Hannibal smooths Will’s wet hair back against his skull and reaches for the shampoo.  Will lets himself drift, warm and cared-for and mostly happy, other than the lingering desire to rip out his own throat to make the scratching, stinging pain stop.

They linger a long time until the water cools and eventually Will does let Hannibal carry him back to bed, but as payback he explains Jell-O.  Hannibal counters with some sort of horrible-sounding aspic-based dessert idea, and they compromise on ice cream.  

Day Five:

Will spends most of the day on the sofa with the dogs, who are near-frantic at having him shut away in the bedroom for two days.  They glom onto him from the moment he emerges, and can hardly be persuaded to leave his side for food or romps in the yard.

He can’t quite manage to focus on a book, but he finds some very soothing fishing shows on one of the outdoor-sports channels.  Later in the afternoon when those run out, he settles into a marathon of bad movies punctuated by naps.
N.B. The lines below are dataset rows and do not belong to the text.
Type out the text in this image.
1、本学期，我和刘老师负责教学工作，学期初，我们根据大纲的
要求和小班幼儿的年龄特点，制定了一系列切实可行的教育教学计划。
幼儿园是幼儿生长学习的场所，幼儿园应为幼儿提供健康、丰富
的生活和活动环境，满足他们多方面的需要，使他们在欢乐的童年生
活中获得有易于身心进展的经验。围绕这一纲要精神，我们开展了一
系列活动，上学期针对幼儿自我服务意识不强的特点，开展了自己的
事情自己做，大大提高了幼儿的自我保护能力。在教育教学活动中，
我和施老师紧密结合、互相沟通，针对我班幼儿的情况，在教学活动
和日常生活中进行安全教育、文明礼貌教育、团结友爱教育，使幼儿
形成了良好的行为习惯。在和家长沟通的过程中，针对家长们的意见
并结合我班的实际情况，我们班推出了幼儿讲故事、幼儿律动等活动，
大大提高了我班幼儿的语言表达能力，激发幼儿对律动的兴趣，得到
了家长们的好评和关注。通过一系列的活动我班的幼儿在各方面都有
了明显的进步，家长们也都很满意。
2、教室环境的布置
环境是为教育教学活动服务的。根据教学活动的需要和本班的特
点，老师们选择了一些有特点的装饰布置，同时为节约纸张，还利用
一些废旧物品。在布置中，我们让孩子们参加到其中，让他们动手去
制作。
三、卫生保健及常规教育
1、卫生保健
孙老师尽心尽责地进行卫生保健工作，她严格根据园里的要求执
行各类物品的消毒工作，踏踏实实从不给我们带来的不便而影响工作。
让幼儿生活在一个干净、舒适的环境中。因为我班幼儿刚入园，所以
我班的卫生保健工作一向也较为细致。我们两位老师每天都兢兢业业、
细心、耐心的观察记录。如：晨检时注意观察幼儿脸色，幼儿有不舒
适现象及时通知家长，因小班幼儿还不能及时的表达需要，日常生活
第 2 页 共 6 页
Hannibal shuttles back and forth from the kitchen, where he’s tending a vat of consommé, bringing Will endless cups of honeyed tea.  He appears to be endlessly pleased that Will’s fever has broken and he’s feeling well enough to be out of their room.  Will rather suspects that Hannibal credits the improvement entirely to his damn soup.

Will continues to admire the view every time Hannibal walks away from him, back into the kitchen.  He’s just about decided to go on living, rattling cough or no rattling cough.

Day Six:

Feeling just about human again, Will declares that he’s going to take the dogs for their afternoon walk.  As they leave the yard, he pretends not to notice Hannibal hovering at one of the windows watching to make sure Will doesn’t have a fainting spell or whatever it is that Hannibal fears.  They don’t make it far before he tires out and turns them back for home, but it feels good to get some fresh air and sunshine.  

Back inside, Will kicks off his shoes and goes to find Hannibal to prove he’s alive and well.  He finds his husband in the study, nose in a book, doing a good job of pretending he hasn’t been fretting about Will’s absence for half an hour.

He drops onto the sofa and makes a pest of himself until Hannibal puts the book aside and gives him a welcome-home kiss.  Will does his best to turn that into a proper kiss.  It’s been days after all, days that he’s been tired and cranky and not in any state or mood for –

Hannibal pulls away from the kiss suddenly, with the oddest expression, and Will wonders for a moment if he’s somehow done something wrong.  Startled Hannibal, failed to brush his teeth, something?

Hannibal makes a strangled little noise and then sneezes, twice.